Question

A string is wrapped several times around the rim of a small hoop with radius 8.00 cm and mass 0.180 kg. The free end of the string is held in place and the hoop is released from rest (the figure ). After the hoop has descended 80.0 cm, calculate

A.the angular speed of the rotating hoop and

B.the speed of its center.

Answer 1

Concept and reason

The concepts required to solve this problem are the expression for angular speed and conservation of energy principle.

Initially, calculate the angular speed of the rotating hoop by using the conservation of energy principle. Finally, calculate the speed at the center of the hoop using the angular speed obtained in the step 1.

Fundamentals

Speed at the center is given by,

$v = r\omega$

Here, $\omega$ is the angular speed of the rotating hoop and $r$ is the radius of the hoop.

Conservation of energy is given by,

$\frac{1}{2}I{\omega _1}^2 + \frac{1}{2}m{v_1}^2 + mg{h_1} = \frac{1}{2}I{\omega _2}^2 + \frac{1}{2}m{v_2}^2 + mg{h_2}$

Here, $I$ is the moment of inertia of the hoop, ${\omega _1}$ is the initial angular speed, m is the mass of the hoop, ${v_1}$is the initial speed, g is the acceleration due to gravity, ${h_1}$ is the initial height, ${\omega _2}$ is the final angular speed, ${v_2}$is the final speed, and ${h_2}$ is the final height.

(a)

Calculate the angular speed of the rotating hoop as follows:

Substitute 0 for ${\omega _1}$ and 0 for ${v_1}$ in the equation $\frac{1}{2}{I_1}{\omega _1}^2 + \frac{1}{2}m{v_1}^2 + mg{h_1} = \frac{1}{2}I{\omega _2}^2 + \frac{1}{2}m{v_2}^2 + mg{h_2}$.

$\begin{array}{c}\\\frac{1}{2}{I_1}{\left( 0 \right)^2} + \frac{1}{2}m{\left( 0 \right)^2} + mg{h_1} = \frac{1}{2}I{\omega _2}^2 + \frac{1}{2}m{v_2}^2 + mg{h_2}\\\\mg{h_1} - mg{h_2} = \frac{1}{2}I{\omega _2}^2 + \frac{1}{2}m{v_2}^2\\\\mg\left( {{h_1} - {h_2}} \right) = \frac{1}{2}I{\omega _2}^2 + \frac{1}{2}m{v_2}^2\\\end{array}$

Substitute $h$ for $\left( {{h_1} - {h_2}} \right)$ in the above equation.

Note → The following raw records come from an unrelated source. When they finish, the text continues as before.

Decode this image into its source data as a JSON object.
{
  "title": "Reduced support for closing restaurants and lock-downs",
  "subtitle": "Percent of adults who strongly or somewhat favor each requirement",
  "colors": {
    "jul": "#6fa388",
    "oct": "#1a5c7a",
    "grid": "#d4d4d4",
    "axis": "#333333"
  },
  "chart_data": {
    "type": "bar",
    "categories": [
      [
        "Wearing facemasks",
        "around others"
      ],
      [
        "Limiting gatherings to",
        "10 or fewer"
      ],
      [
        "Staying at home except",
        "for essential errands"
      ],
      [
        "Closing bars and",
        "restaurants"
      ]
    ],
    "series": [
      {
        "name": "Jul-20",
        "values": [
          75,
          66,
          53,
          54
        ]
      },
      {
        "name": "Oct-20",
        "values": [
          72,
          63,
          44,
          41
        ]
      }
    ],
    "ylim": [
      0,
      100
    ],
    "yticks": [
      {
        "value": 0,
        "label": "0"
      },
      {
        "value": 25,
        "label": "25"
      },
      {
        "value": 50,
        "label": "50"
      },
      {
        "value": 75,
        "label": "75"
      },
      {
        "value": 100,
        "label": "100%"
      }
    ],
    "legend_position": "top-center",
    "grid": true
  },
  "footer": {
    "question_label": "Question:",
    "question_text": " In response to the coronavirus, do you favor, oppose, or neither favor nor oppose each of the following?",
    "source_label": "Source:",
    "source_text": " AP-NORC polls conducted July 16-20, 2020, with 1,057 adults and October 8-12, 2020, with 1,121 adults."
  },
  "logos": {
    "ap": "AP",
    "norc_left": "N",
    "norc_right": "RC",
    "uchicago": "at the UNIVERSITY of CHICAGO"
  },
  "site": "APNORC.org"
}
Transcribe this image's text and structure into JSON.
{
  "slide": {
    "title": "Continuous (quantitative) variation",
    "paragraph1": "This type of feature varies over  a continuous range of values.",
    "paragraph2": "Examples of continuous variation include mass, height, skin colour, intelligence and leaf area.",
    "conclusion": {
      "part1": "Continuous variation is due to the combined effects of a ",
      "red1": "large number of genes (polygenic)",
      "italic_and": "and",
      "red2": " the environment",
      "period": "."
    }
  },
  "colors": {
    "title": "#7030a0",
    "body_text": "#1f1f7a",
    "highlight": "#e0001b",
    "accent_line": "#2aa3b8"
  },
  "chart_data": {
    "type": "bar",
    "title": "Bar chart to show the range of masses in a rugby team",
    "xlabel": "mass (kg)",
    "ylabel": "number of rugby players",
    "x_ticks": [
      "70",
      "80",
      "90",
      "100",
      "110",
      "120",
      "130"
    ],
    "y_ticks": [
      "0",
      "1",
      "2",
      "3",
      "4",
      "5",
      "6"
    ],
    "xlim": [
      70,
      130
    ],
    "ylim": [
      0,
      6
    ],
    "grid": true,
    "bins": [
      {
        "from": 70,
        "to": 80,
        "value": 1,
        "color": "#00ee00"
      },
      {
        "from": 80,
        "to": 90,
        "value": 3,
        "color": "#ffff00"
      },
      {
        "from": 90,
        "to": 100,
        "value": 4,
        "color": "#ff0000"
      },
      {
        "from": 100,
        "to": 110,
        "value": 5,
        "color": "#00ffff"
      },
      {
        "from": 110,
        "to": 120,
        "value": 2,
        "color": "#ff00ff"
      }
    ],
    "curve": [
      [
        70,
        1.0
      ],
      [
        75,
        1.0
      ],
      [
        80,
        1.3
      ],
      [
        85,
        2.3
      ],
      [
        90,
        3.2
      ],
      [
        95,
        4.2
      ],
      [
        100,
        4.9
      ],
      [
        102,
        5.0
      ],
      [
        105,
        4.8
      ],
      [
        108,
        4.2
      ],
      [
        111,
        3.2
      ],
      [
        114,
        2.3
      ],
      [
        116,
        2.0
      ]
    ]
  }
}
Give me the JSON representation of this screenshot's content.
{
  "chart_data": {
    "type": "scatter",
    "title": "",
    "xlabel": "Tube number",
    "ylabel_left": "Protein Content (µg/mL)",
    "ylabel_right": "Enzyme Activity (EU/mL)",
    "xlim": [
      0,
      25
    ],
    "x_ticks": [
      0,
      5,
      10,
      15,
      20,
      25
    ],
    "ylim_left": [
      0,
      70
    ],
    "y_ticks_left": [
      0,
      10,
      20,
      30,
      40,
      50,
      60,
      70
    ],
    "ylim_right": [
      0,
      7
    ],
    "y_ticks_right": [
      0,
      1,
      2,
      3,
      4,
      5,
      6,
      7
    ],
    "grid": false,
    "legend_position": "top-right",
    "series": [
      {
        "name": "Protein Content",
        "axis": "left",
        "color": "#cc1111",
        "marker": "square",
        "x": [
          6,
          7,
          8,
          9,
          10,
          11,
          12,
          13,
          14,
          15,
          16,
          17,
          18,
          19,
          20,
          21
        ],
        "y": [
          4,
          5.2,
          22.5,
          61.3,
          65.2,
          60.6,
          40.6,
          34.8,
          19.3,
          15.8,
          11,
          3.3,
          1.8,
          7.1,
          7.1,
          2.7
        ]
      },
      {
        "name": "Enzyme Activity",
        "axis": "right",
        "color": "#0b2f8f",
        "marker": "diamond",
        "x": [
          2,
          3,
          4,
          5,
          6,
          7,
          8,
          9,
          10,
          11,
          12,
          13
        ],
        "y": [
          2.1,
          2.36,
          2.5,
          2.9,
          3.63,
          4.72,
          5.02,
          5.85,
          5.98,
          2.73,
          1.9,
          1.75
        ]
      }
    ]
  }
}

$\frac{1}{2}I{\omega _2}^2 + \frac{1}{2}m{v_2}^2 = mgh$

Angular speed is given by,

${\omega _2} = \frac{{\sqrt {gh} }}{r}$.

Substitute $9.8{\rm{ m/}}{{\rm{s}}^2}$ for g, 55 cm for h, and 8.0 cm for r.

$\begin{array}{c}\\{\omega _2} = \frac{{\sqrt {\left( {9.8{\rm{ m/}}{{\rm{s}}^2}} \right)\left( {80{\rm{ cm}}\left( {\frac{{{{10}^{ - 2}}{\rm{m}}}}{{1{\rm{ cm}}}}} \right)} \right)} }}{{8\;{\rm{cm}}\left( {\frac{{{{10}^{ - 2}}{\rm{m}}}}{{1{\rm{ cm}}}}} \right)}}\\\\ = 35.02{\rm{ rad/s}}\\\end{array}$

Therefore, the angular speed of the rotating hoop is $35.02{\rm{ rad/s}}$.

(b)

Calculate the speed at the center as follows:

Substitute ${\rm{35 rad/s}}$ for $\omega$ and $8{\rm{ cm}}$ for $r$ in the equation $v = r\omega$.

$\begin{array}{c}\\v = \left( {35.02{\rm{ rad/s}}} \right)\left( {\left( {8{\rm{ cm}}} \right)\left( {\frac{{{{10}^{ - 2}}{\rm{ m}}}}{{1{\rm{ cm}}}}} \right)} \right)\\\\ = 2.8{\rm{ m/s}}\\\end{array}$

Therefore, the speed at the center of the hoop is $2.8{\rm{ m/s}}$.

Ans: Part a

Therefore, the angular speed of the rotating hoop is $35.02{\rm{ rad/s}}$.